I may have made some disparaging comments about Chicago Blackhawks goalie Corey Crawford. I might have said something about him resembling a certain type of ice cream. I might have made some insensitive references to his mental fortitude. I may have suggested coach Joel Quenneville go with backup goalie Ray Emery when the playoffs begin.
But none of this was my fault.
It was Corey’s.
You see he made me say these things by not living up to the potential he is now showing. Had he just played lights out every game this season instead of only the vast majority of them, I would’ve never thought to write what I did. Fortunately Crawford has contacted my people and apologized for being unable to attain perfection, and as a forgiving man, I’ve decided to accept his apology.
So with the slate wiped clean we can sit here on the final evening of the regular season and celebrate what Crawford has been able to accomplish. With Emery hurt, Crawford has of late been forced to play minutes that more closely resemble traditional starting goalies, and the results have been exceptional.
In 30 games this season he’s 19-5-5 with a 1.94 GAA and a .926 save percentage. These are the three main categories that act as a barometer for a goalie’s success, and once you take a closer look at them, the reality is Crawford deserves the Vezina Trophy, which is awarded to the NHL‘s top goaltender.
We’ll start with his 19 wins, which are good for 11th in the league. By itself this ranking is commendable, however it fails to tell the entire story, as Crawford has played thirteen games less than the current leaders in this category. Only Pittsburgh Penguins‘ goalie Marc-Andre Fleury has more wins (23) with a similar number of starts (33). Thus in order to truly make this category relevant, we’re going to employ the points percentage statistic, which is calculated by dividing the points each goalie has accrued divided by the total possible points he might have earned.

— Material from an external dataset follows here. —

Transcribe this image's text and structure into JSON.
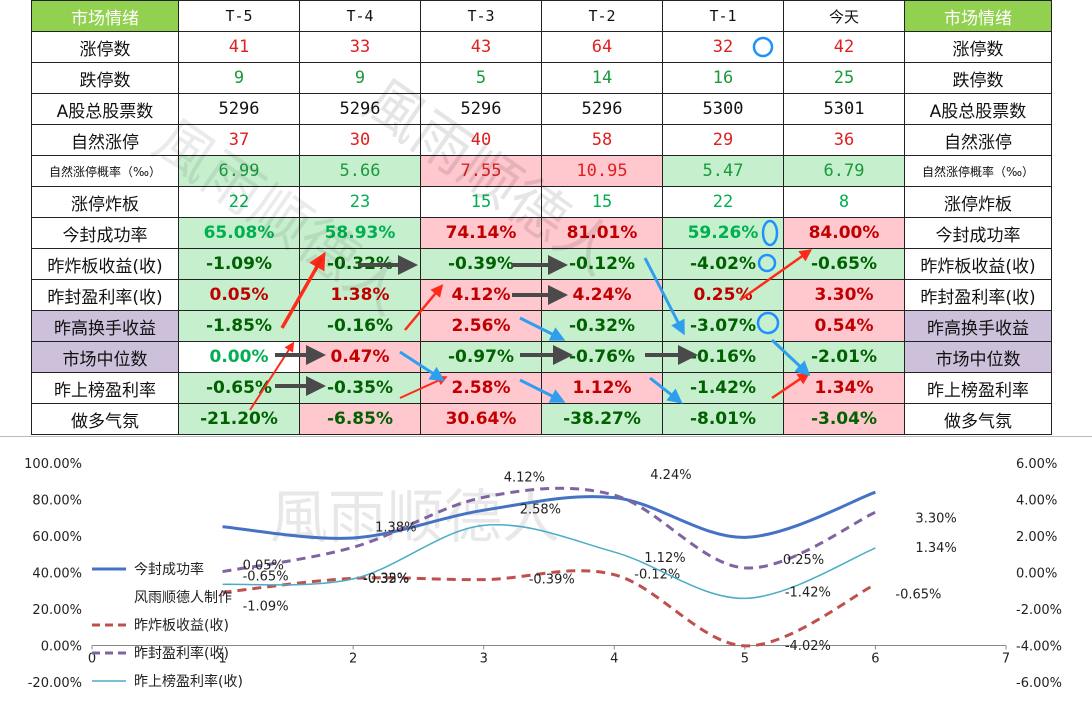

If Crawford’s record is 19-5-5, then that means his total possible points is 58 (29 games each worth two points). His record tells us he’s amassed 43 points (19 wins=38 points plus five points for OT losses) and so when we do the math his points percentage is .741.
Now let’s take a look at wins leader and ex-Blackhawk Antti Niemi. Niemi’s record with the San Jose Sharks is 24-12-6 so his total possible point total is 84 (42 games x 2 points). His record gives him 54 points (24 wins=48 points plus six OT loss points) so if you crunch the numbers his points percentage is .642.
You following me here?
I know: my logic can be dizzying at times, but my point is that Crawford is tied with Fleury for tops in the league in that he earns his team points almost 75% of the time he starts as compared to the guys who lead this category who’ve simply started that many more games.

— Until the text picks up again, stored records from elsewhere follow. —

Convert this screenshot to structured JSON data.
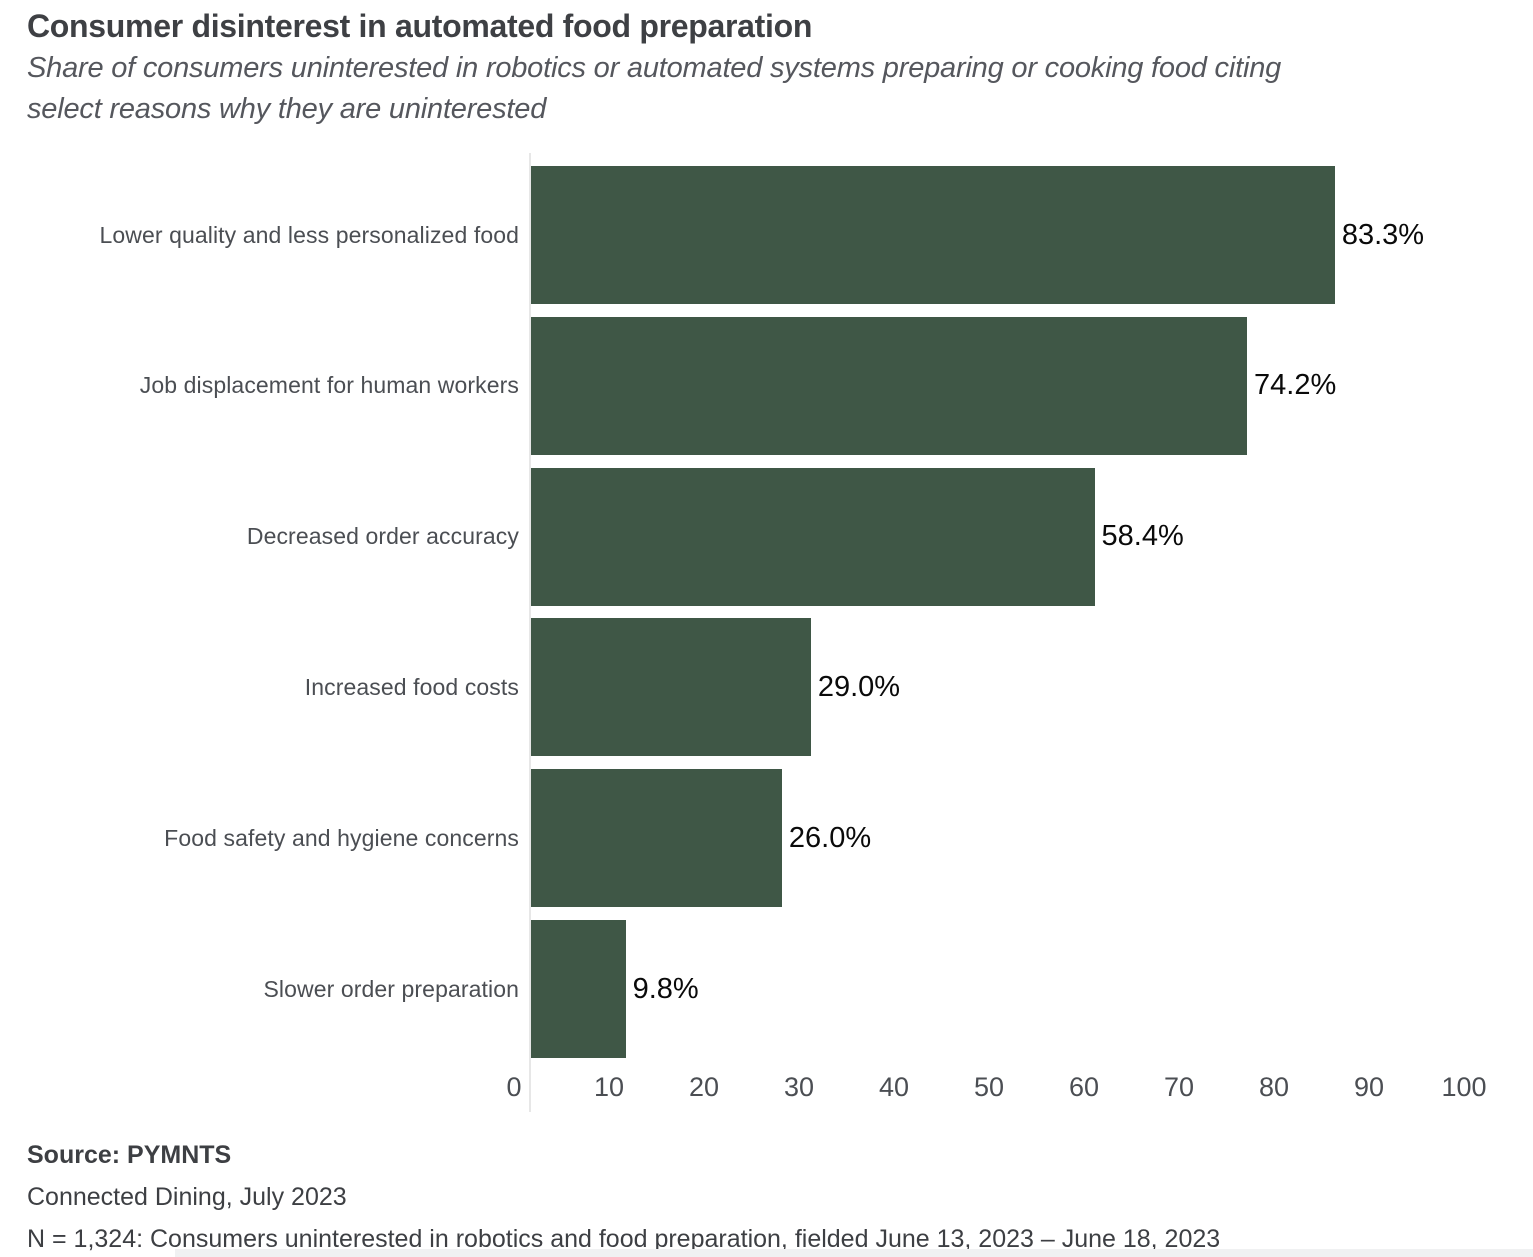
{
  "header": {
    "title": "Consumer disinterest in automated food preparation",
    "subtitle_lines": [
      "Share of consumers  uninterested in robotics or automated systems preparing or cooking food citing",
      "select reasons why they are uninterested"
    ]
  },
  "chart_data": {
    "type": "bar",
    "orientation": "horizontal",
    "title": "Consumer disinterest in automated food preparation",
    "subtitle": "Share of consumers  uninterested in robotics or automated systems preparing or cooking food citing select reasons why they are uninterested",
    "categories": [
      "Lower quality and less personalized food",
      "Job displacement for human workers",
      "Decreased order accuracy",
      "Increased food costs",
      "Food safety and hygiene concerns",
      "Slower order preparation"
    ],
    "values": [
      83.3,
      74.2,
      58.4,
      29.0,
      26.0,
      9.8
    ],
    "value_labels": [
      "83.3%",
      "74.2%",
      "58.4%",
      "29.0%",
      "26.0%",
      "9.8%"
    ],
    "xlabel": "",
    "ylabel": "",
    "xlim": [
      0,
      100
    ],
    "x_ticks": [
      0,
      10,
      20,
      30,
      40,
      50,
      60,
      70,
      80,
      90,
      100
    ],
    "grid": false,
    "legend": "none",
    "bar_color": "#3f5746",
    "axis_line_color": "#e7e7e7",
    "value_label_color": "#0a0a0a"
  },
  "footer": {
    "source": "Source: PYMNTS",
    "report": "Connected Dining, July 2023",
    "note": "N = 1,324: Consumers uninterested in robotics and food preparation, fielded June 13, 2023 – June 18, 2023"
  }
}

In the Goals Against statistic, the numbers once again veil the actual truth. Crawford is tied for second (with Emery) in this category at 1.94 behind the Ottawa Senators’ Craig Anderson (1.69). What isn’t mentioned, however, is that Crawford has played 340 more minutes! That’s six and two-thirds games! If Anderson plays the same minutes, it’s safe to say his GAA would hardly be so gaudy, and Crawford would almost certainly lead the league.
Finally there’s Save Percentage. In this category, Crawford is tied for fifth with the New York Rangers’ Henrik Lundqvist. Crawford hasn’t faced as many shots as some of the other leaders in this category, but he can hardly be blamed for having such excellent defensemen in front of him. Perhaps if he’d faced more shots his percentage might be higher, but top five in this category is more than respectable.
The truth is, Crawford’s been the best part of the best defense in the league this year, and if the voters would just listen to me I think the Vezina would be his for the taking.
After all, I’ve been saying this all season.